To continue with sugar, Guyana must depend as it has been for over fifty years, on the preferential treatment doled out by the European market. Unfortunately, this is coming to an end. For, as since November 2005 the European Union announced a set of measures to reform the EU sugar regime. Basically and clearly it meant the end of EU importation of cane sugar as a primary product from African, Caribbean and Pacific Countries.
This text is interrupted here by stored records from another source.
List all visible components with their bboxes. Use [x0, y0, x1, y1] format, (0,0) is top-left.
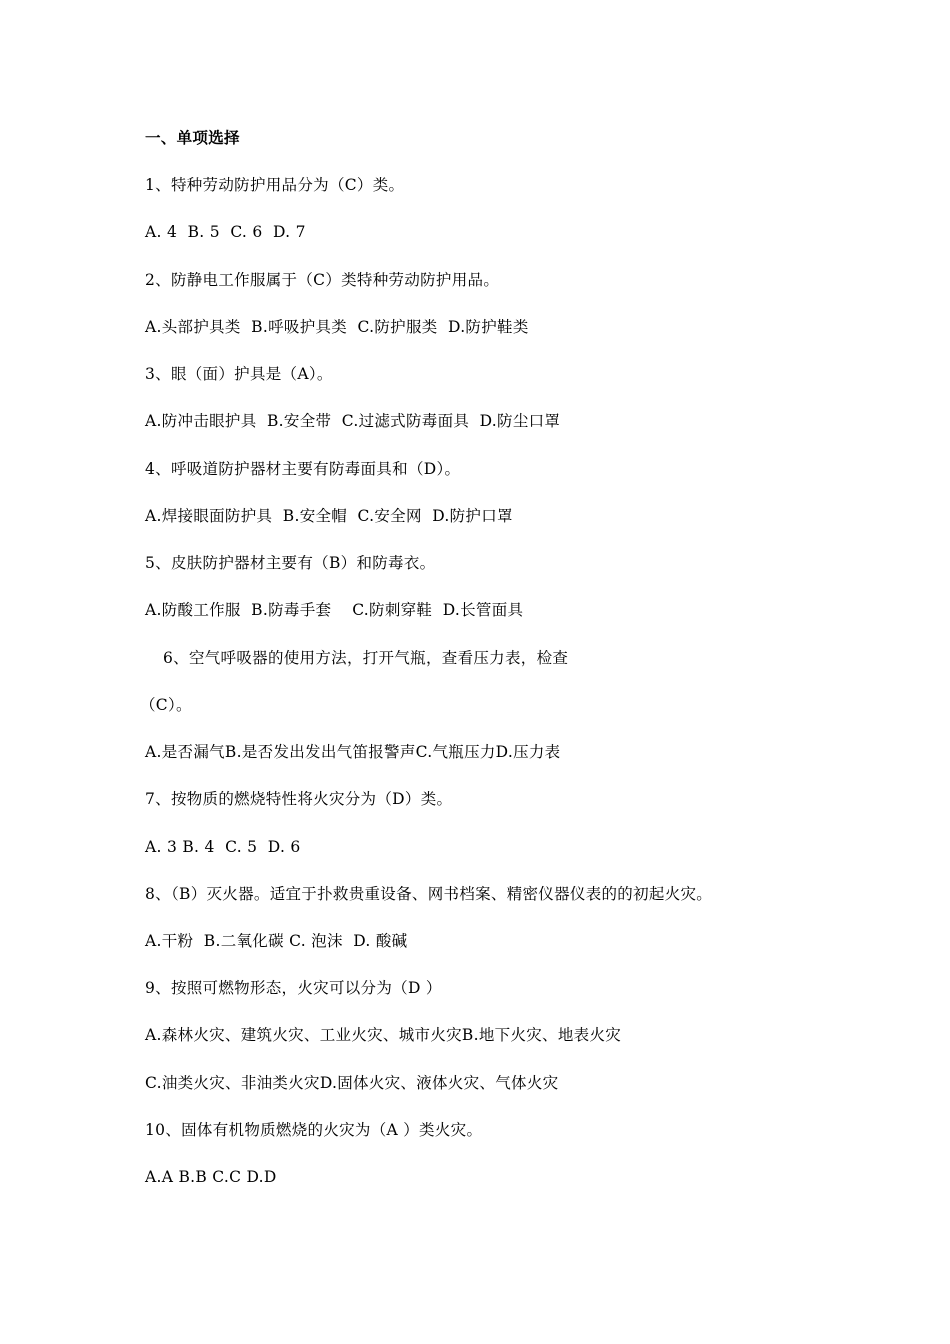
question-2-stem: 2、防静电工作服属于（C）类特种劳动防护用品。 — [145, 271, 500, 289]
section-heading: 一、单项选择 — [145, 128, 240, 147]
question-6-stem-continued: （C）。 — [140, 696, 192, 714]
question-7-stem: 7、按物质的燃烧特性将火灾分为（D）类。 — [145, 790, 453, 808]
question-4-stem: 4、呼吸道防护器材主要有防毒面具和（D）。 — [145, 460, 461, 478]
question-10-options: A.A B.B C.C D.D — [145, 1168, 277, 1186]
question-1-stem: 1、特种劳动防护用品分为（C）类。 — [145, 176, 405, 194]
question-2-options: A.头部护具类 B.呼吸护具类 C.防护服类 D.防护鞋类 — [145, 318, 529, 336]
question-5-stem: 5、皮肤防护器材主要有（B）和防毒衣。 — [145, 554, 436, 572]
question-9-options-continued: C.油类火灾、非油类火灾D.固体火灾、液体火灾、气体火灾 — [145, 1074, 559, 1092]
question-1-options: A. 4 B. 5 C. 6 D. 7 — [145, 223, 306, 241]
question-3-options: A.防冲击眼护具 B.安全带 C.过滤式防毒面具 D.防尘口罩 — [145, 412, 561, 430]
question-10-stem: 10、固体有机物质燃烧的火灾为（A ）类火灾。 — [145, 1121, 483, 1139]
question-6-options: A.是否漏气B.是否发出发出气笛报警声C.气瓶压力D.压力表 — [145, 743, 561, 761]
question-8-stem: 8、（B）灭火器。适宜于扑救贵重设备、网书档案、精密仪器仪表的的初起火灾。 — [145, 885, 713, 903]
question-5-options: A.防酸工作服 B.防毒手套 C.防刺穿鞋 D.长管面具 — [145, 601, 524, 619]
question-8-options: A.干粉 B.二氧化碳 C. 泡沫 D. 酸碱 — [145, 932, 408, 950]
question-4-options: A.焊接眼面防护具 B.安全帽 C.安全网 D.防护口罩 — [145, 507, 513, 525]
question-6-stem: 6、空气呼吸器的使用方法，打开气瓶，查看压力表，检查 — [163, 649, 569, 667]
question-3-stem: 3、眼（面）护具是（A）。 — [145, 365, 333, 383]
question-9-stem: 9、按照可燃物形态，火灾可以分为（D ） — [145, 979, 442, 997]
question-7-options: A. 3 B. 4 C. 5 D. 6 — [145, 838, 301, 856]
question-9-options: A.森林火灾、建筑火灾、工业火灾、城市火灾B.地下火灾、地表火灾 — [145, 1026, 622, 1044]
The EU generously gave these countries ample forewarning and a four-year grace period to “fix” their houses during which time the EU preferential price for ACP sugar would decline substantially, but with certain compensations to help these countries withstand the economic shock and re-structure their sugar industries. Unfortunately, many of these countries, Guyana in particular, did not take this seriously.
Now is perhaps the final opportunity. I truly believe if we seriously embark on this transformation, it will succeed. After all, the world’s demand for food is always increasing, and which other country, devoid of natural disasters possesses such potentials for food production? Either the government starts organizing the people to return to the land whence all true wealth, moral values, physical strength and spiritual fulfillment originate, or we continue to hemorrhage our population through migration, suicide, murder, road carnage, cancer, AIDS and other maladies of modernization.
To this extent I have personally devised a plan and submitted a proposal to the Ministry of Agriculture and Ministry of Business. to start a diversified farm.
My plan is to obtain, hopefully, through leasing, a fifteen-acre portion of land, which I have already identified at Wales, and to establish a model, self-sustainable farm, producing organic meat, fish, eggs, vegetables and fruits The farm will produce 90 percent of its energy requirement, utilizing solar, wind and bio-gas. All vegetable and animal products will be 90 percent organic. The model farm will be advertised as a tourist attraction and also shown to all local and foreign farmers who are interested in eco self-sustainable farming. I project this farm will be self-sustaining from year two of operation, and by year four will be earning about $170,000 US per year.
Imagine, a thousand such farms. You may call me a dreamer as John Lennon sang; but let’s face it; either we embark on revolutionary changes in Guysuco, or face the stark reality of massive lay-offs, crime, migration, and possible economic regression. I think we can make Guyana the Food Basin of the Caribbean.